Source code for operational_analysis.toolkits.reanalysis_downloading

"""
This module provides functions for downloading long-term historical atmospheric data from the
MERRA-2 and ERA5 reanalysis products and returning the data as pandas DataFrames or saving the
data in csv files. Currently, the module supports downloading hourly reanalysis data for a time
period of interest using the PlanetOS API. PlanetOS (https://planetos.com) is a service by
Intertrust Technologies that provides access to a variety of weather, climate, and environmental
datasets, including MERRA-2 and ERA5. The authors acknowledge Intertrust Technologies Corporation
for providing valuable input on portions of this code.

To use this module to download data through the PlanetOS API, users must first create a PlanetOS
account (https://data.planetos.com/plans). Once an account is created, an API key will be provided,
which can be found in Account Settings. They API key should be saved in a text file, the location
of which is passed as an argument to the downloading functions in this module. By default, it is
assumed that the API key is saved in a file called "APIKEY" located in the OpenOA toolkits
directory.

More information about PlanetOS data products can be found here:
http://docs.planetos.com/#planet-os-product-guide

Alternatively, users can download MERRA-2 data directly from the NASA Goddard Earth Sciences Data
and Information Services Center (GES DISC) and ERA5 data directly from the Copernicus Climate Data
Store (CDS) service. However, this module does not currently contain functions for automating the
downloading process.

* Hourly MERRA-2 data can be downloaded directly from NASA GES DISC by selecting the
  "Subset / Get Data" link on the following webpage:
  https://disc.gsfc.nasa.gov/datasets/M2T1NXSLV_5.12.4/summary. Specific dates, variables, and
  coordinates can be selected using the OPeNDAP or GES DISC Subsetter download methods.

* Hourly ERA5 data can be downloaded using either the CDS web interface or the CDS API, as explained
  here: https://confluence.ecmwf.int/display/CKB/How+to+download+ERA5. Data for specific dates,
  variables, and coordinates can be downloaded using the CDS web interface via the "Download data"
  tab here: https://cds.climate.copernicus.eu/cdsapp#!/dataset/reanalysis-era5-single-levels?tab=overview.
  Instructions for using the CDS Toolbox API to download ERA5 data programatically can be found here:
  https://cds.climate.copernicus.eu/toolbox/doc/how-to/1_how_to_retrieve_data/1_how_to_retrieve_data.html
  (note that the "reanalysis-era5-single-levels" dataset should be used).

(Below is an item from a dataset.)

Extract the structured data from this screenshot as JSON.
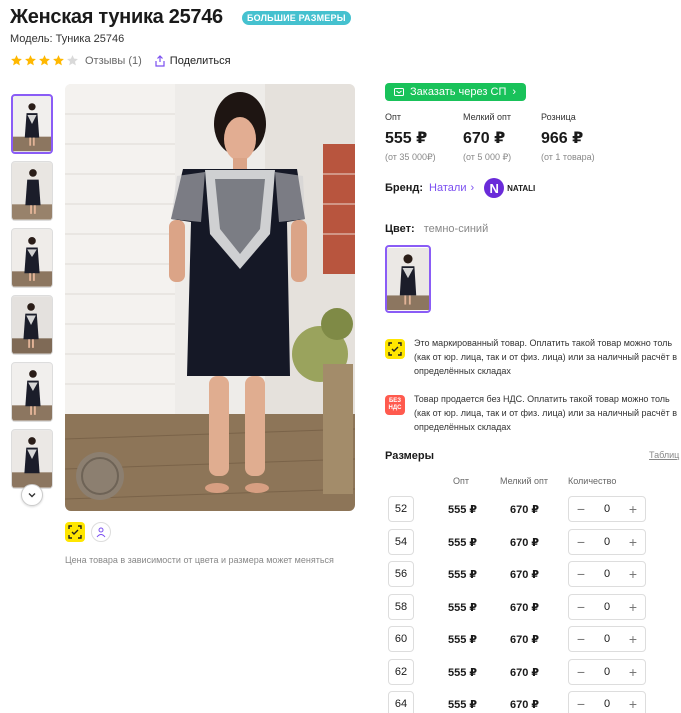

For reanalysis data downloaded directly from NASA or Copernicus, to import the data into an OpenOA
PlantData object, used by the OpenOA analysis methods, the data should be re-saved as a single csv
file with a separate row for each timestamp and columns corresponding to the variables of interest
(including a timestamp column).

Although any combination of available reanalysis variables can be downloaded, several of the OpenOA
analysis methods require the eastward and northward wind components, temperature, and surface
pressure (temperature and surface pressure can be used to calculate air density) over a 20-year period.
"""

import datetime
from pathlib import Path

import numpy as np
import pandas as pd
import requests

import operational_analysis.toolkits.met_data_processing as met


def _get_dataset_names(dataset):
    """
    Maps OpenOA-standard reanalysis product names to PlanetOS datasets

    Args:
        dataset (:obj:`string`): Dataset name ("merra2" or "era5")

    Returns:
        :obj:`string`: Corresponding PlanetOS dataset name
    """

    dataset = dataset.lower().strip()

    dataset_names = {"merra2": "nasa_merra2_global", "era5": "ecmwf_era5_v2"}

    try:
        return dataset_names[dataset]
    except KeyError as e:
        raise KeyError('Invalid dataset name. Currently, "merra2" and "era5" are supported.') from e


def _get_default_var_dicts_planetos(dataset):
    """
    Returns dictionary mapping PlanetOS variable names to OpenOA variable names for a particular dataset

    Args:
        dataset (:obj:`string`): Dataset name ("merra2" or "era5")

    Returns:
        :obj:`dict`: Dictionary mapping reanalysis variable names from PlanetOS to standard OpenOA variable names
    """

    dataset = dataset.lower().strip()

    if dataset == "merra2":
        var_dict = {"U50M": "u_ms", "V50M": "v_ms", "T2M": "temperature_K", "PS": "surf_pres_Pa"}
    elif dataset == "era5":
        var_dict = {
            "eastward_wind_at_100_metres": "u_ms",
            "northward_wind_at_100_metres": "v_ms",
            "air_temperature_at_2_metres": "temperature_K",
            "surface_air_pressure": "surf_pres_Pa",
        }
    else:
        raise ValueError('Invalid dataset name. Currently, "merra2" and "era5" are supported.')

    return var_dict


def _get_start_end_dates_planetos(start_date, end_date, num_years, start_date_ds, end_date_ds):
    """
    This function determines the start and end datetimes to use for retrieving data from a dataset based on the
    combination of inputs provided by the user. The rules are as follows:
        1. If start_date and end_date are both defined, they will be used as the final start and end dates but will be
           adjusted if they are outside of the start and end dates of the dataset (start_date_ds and end_date_ds)
        2. If start_date and end_date are both undefined, the final end date will be the end of the last full month in
           the dataset and the start date will be num_years before the end date
        3. If only start_date is defined, the final end date will be the lesser of num_years after the start date or the
           last datetime of the dataset
        4. If only end_date is defined, the final start date will be the greater of num_years before the end date or the
           first datetime of the dataset

    Args:
        start_date (:obj:`pandas.Timestamp` or :obj:`string`): Desired start datetime of reanalysis data time series
        end_date (:obj:`pandas.Timestamp` or :obj:`string`): Desired end datetime of reanalysis data time series
        num_years (:obj:`int`): Desired number of years of reanalysis data. This is only used if either start_date or
            end_date are undefined.
        start_date_ds (:obj:`pandas.Timestamp`): The first datetime in the dataset
        end_date_ds (:obj:`pandas.Timestamp`): The last datetime in the dataset

    Returns:
        (:obj:`pandas.Timestamp`, :obj:`pandas.Timestamp`): The final start and end datetimes
    """

    # Convert start and end dates to Timestamps if in another format
    if start_date is not None:
        start_date_new = pd.to_datetime(start_date)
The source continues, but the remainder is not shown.